No nº2 não há referência à causa virtual, portanto, no nº2 do art.493º, não

temos referência à causa virtual, quer dizer, portanto, que os responsáveis por

danos no exercício de uma actividade perigosa só se podem eximir à

responsabilidade se provessem que utilizaram de todas as diligências devidas,

e mesmo assim ocorreu o dano, portanto, se ilidirem a presunção de culpa,

porque há presunção de culpa.

Aqui é que, quando à pouco havia dito que por culpa levíssima não se

responde, aqui é que há alguns autores como por exemplo o Professor

Menezes Leitão, que diz que, este seria um caso excepcional em que relevaria

a culpa levíssima, pelo facto de a lei dizer “…é obrigado a repará-los, excepto se

mostrar que empregou todas as providências exigidas pelas circunstâncias com o fim

de os prevenir.”, portanto, exige-se mais do que o normal, assim, com culpa

levíssima responde-se.

Mas também há outra interpretação possível.

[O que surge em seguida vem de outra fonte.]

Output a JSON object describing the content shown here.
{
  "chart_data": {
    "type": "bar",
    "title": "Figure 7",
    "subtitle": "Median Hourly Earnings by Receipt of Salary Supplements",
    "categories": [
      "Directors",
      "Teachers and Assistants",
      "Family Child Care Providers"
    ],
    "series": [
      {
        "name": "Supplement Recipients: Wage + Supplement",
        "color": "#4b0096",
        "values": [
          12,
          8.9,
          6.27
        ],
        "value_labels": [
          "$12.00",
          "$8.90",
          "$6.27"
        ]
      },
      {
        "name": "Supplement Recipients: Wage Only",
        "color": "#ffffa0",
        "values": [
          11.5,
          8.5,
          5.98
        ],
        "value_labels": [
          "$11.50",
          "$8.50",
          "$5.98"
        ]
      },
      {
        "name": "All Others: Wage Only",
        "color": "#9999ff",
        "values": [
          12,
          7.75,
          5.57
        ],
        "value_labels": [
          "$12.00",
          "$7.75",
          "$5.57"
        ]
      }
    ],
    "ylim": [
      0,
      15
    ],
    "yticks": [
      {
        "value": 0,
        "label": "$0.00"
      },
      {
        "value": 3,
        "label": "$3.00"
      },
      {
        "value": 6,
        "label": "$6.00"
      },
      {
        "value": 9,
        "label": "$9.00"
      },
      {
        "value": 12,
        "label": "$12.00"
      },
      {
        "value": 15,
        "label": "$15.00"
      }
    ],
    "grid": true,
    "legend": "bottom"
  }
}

Não existe nenhuma excepção, o critério é o mesmo que qualquer homem

médio colocado na condição e nos factos, no exercício da actividade perigosa

pela sua natureza ou por natureza dos meios empregues, qualquer homem

médio adoptaria todas as providências para evitar o dano, portanto, não haverá

uma excepção.

Quanto a edifícios, notem que aqui se fala, no art.492º de edifico ou outra obra,

portanto, parece tratar-se de algo construído pelo homem e relacionado com o

solo, portanto, pode ser uma coluna, um poste e não só, necessariamente um

edifício como o concebemos na linguagem corrente.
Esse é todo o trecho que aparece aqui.